I looked at my watch, pulled my cell out and dialed Cathryn, who was supervising the Morton's party to
say I was going to be a little late. Something important had come up and I'd be along later.
I turned back to the stranger and said, "I'm Bret Gilliam. Who are you?"
And the figurative "mask" came off as he introduced himself with his real name. I was actually filled
with emotion to meet the guy who had helped launch my business career through an article in a little newsletter
that had made a decision years ago to be a real journal with ethics and give readers the straight, honest
truth in an industry that avoided honesty like politicians giving campaign speeches.
"Yeah," I replied. "I'd really like to have a drink with you."
We walked back into the suite, sat down away from the others, and I spent an hour catching up with
my newest best friend. I finally made it to dinner 90 minutes late but Cathryn had everything in hand, as I
knew she would.
"Well, do you want to tell me what was so important to make you disappear for a dinner that's costing
you more than some people's houses?" she asked.
"Sorry, I couldn't break away. I bumped into an old friend I didn't know."
In the years since, "Ben Davison" and I have managed to get together just a half dozen times for dinner
in various cities, but it has always been a great occasion with a now dear friend. We talk on the phone a lot.
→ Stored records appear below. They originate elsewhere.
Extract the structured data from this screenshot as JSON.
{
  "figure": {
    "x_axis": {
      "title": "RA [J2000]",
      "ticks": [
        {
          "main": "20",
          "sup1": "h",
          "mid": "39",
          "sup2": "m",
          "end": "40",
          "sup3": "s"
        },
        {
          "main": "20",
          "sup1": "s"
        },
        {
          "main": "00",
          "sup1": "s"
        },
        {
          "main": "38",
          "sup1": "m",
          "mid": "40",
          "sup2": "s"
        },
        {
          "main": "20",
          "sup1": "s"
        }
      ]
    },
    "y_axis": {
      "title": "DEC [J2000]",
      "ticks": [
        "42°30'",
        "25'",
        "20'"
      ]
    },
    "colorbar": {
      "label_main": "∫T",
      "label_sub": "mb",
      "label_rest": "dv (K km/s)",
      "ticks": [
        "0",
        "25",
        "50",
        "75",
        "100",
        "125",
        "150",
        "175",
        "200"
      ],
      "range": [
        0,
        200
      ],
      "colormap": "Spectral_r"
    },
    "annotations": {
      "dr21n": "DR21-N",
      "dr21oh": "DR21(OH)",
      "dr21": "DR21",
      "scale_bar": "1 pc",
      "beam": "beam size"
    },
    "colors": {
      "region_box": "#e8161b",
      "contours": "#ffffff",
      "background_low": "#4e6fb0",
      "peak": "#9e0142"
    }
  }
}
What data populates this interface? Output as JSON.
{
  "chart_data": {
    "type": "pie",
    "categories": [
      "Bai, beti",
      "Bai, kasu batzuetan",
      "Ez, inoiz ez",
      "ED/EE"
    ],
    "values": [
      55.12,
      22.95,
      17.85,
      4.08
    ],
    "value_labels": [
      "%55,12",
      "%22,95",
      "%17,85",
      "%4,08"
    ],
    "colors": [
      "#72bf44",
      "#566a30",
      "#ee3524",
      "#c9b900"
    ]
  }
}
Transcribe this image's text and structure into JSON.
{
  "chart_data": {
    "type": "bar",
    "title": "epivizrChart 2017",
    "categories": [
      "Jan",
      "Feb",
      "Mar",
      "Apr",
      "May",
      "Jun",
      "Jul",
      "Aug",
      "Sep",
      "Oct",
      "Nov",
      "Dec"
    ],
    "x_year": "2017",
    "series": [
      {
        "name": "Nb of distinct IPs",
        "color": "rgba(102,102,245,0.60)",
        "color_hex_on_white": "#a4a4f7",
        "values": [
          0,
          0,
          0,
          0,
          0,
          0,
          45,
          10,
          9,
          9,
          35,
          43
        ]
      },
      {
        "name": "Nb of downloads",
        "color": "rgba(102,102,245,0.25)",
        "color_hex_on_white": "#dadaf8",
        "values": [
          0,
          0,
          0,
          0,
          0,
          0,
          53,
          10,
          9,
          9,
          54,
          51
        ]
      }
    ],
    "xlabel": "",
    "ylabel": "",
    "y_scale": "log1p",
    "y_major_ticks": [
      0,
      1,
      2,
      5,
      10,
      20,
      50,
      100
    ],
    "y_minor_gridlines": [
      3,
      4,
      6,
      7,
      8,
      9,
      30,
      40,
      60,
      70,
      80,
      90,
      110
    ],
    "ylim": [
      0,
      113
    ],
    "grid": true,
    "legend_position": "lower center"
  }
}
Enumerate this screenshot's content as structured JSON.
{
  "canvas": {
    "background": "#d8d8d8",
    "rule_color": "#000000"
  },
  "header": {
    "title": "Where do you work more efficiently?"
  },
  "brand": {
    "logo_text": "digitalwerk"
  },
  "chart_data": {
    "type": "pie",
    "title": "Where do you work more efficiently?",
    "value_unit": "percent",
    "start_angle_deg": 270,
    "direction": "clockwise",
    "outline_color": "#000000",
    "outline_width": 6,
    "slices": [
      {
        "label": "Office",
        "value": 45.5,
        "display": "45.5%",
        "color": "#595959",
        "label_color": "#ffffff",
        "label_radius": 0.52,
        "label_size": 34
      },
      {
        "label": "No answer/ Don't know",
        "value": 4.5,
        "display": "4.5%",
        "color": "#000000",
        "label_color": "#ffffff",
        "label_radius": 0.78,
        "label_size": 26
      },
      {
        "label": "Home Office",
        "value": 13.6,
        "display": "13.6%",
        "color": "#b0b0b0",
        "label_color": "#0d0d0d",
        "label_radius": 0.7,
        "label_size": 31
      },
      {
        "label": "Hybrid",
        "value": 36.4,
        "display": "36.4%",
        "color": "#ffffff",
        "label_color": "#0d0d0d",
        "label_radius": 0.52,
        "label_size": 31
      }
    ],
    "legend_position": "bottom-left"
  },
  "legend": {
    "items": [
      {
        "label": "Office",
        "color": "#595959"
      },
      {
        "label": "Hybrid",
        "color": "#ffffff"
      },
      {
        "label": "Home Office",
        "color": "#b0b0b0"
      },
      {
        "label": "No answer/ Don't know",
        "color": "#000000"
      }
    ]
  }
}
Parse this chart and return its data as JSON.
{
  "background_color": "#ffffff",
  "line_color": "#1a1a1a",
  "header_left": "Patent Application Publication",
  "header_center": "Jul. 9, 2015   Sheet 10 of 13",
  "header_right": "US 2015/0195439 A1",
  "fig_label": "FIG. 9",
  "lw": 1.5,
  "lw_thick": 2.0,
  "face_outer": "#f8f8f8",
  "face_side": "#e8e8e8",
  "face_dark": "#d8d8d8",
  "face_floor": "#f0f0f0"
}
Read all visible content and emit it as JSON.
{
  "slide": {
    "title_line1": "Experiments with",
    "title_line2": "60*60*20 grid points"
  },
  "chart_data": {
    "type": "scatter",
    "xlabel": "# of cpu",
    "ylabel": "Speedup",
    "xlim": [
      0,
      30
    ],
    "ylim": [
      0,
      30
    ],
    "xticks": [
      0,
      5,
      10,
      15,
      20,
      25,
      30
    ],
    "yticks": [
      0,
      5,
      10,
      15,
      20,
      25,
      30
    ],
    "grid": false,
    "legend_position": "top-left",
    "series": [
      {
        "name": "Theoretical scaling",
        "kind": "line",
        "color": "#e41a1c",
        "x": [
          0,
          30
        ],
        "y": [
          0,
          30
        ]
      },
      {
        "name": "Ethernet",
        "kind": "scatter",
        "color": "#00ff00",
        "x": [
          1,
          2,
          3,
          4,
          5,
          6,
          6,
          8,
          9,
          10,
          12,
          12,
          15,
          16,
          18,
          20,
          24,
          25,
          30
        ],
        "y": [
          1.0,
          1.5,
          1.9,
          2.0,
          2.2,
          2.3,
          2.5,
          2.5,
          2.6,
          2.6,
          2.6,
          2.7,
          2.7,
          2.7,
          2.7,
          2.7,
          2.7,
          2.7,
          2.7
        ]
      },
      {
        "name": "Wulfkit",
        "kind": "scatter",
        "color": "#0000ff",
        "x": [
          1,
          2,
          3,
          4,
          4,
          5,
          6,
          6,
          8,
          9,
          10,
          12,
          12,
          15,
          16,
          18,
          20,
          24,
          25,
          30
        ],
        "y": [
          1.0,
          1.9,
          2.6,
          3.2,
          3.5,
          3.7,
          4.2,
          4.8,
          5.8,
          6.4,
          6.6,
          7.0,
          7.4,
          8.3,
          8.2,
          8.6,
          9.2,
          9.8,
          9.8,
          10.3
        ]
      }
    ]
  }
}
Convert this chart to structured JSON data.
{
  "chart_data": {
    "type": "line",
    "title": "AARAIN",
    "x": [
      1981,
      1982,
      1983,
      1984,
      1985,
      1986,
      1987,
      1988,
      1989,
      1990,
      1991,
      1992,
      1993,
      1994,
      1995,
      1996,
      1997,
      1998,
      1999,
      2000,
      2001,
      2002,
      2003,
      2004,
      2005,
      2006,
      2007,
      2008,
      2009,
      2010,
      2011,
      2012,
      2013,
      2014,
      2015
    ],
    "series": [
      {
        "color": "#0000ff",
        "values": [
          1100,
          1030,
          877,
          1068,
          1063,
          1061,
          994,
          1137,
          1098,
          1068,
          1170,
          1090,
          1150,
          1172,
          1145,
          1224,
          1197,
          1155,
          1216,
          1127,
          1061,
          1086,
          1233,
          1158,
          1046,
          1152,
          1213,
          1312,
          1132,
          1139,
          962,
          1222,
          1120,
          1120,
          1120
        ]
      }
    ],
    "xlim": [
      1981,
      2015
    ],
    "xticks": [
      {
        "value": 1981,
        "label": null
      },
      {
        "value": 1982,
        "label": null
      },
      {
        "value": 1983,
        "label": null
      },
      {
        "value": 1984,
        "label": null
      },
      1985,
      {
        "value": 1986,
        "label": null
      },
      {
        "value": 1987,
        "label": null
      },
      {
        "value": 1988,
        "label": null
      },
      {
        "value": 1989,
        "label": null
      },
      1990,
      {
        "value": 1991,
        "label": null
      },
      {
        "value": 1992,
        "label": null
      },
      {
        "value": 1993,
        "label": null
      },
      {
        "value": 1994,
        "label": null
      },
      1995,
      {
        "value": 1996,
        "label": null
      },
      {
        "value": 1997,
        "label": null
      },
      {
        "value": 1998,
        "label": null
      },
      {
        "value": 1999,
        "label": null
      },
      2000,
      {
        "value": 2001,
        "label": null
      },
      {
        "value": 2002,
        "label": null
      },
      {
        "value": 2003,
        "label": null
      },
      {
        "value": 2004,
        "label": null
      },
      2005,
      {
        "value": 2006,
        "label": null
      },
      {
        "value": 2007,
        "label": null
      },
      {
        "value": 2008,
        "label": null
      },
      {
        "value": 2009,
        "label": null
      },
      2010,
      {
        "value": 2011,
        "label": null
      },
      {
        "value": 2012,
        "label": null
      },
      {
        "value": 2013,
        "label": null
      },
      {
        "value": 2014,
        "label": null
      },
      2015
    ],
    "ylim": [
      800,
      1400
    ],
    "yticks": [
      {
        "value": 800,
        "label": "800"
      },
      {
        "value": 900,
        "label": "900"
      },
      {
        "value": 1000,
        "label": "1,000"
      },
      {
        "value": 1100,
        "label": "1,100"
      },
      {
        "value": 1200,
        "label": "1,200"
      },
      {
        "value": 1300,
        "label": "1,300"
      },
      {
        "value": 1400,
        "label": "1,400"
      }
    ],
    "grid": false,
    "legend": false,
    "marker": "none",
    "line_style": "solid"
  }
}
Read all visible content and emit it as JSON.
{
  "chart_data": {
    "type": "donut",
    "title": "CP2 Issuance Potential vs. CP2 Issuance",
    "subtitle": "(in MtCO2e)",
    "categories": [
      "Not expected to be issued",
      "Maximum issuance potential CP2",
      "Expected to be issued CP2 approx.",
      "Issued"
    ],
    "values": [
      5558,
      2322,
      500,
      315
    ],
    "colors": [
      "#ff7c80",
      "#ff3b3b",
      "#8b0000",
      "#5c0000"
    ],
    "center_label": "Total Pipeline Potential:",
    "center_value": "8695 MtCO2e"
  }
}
And I still write for Undercurrent, although I've retired from all other diving industry connections except litigation consulting. Let me only comment that it has been my pleasure and privilege to be included in
Undercurrent's family over the years. In exchange, I've received a certain sense of nostalgia, fond memories,
friendship and benchmarks of the diving industry chronicled in those pages.
"Ben Davison" has done good work for nearly 35 years, the diving industry is a better place and the
readers better informed, due to Undercurrent. He has earned his place in history, even though only a handful
of people actually know his name or would recognize him. That's a rare entity. If there were a proper Hall
of Fame in diving (other than the dubious awards ceremony held by various sycophants devoted to a mutual,
self-aggrandizing exchange of statues, medallions, medals and plaques issued to those who lobby the
loudest), then he would be in it as a member of the first inductees. And I would proudly stand to applaud
him. But I'd never reveal or disclose his true identity. You can "waterboard" me but I ain't giving him up.
Bret Gilliam is a 40-year veteran of the professional diving industry with over 18,000 logged dives. He retired in 2005 as one of
diving's most successful and wealthiest entrepreneurs, and now lives on an island in Maine.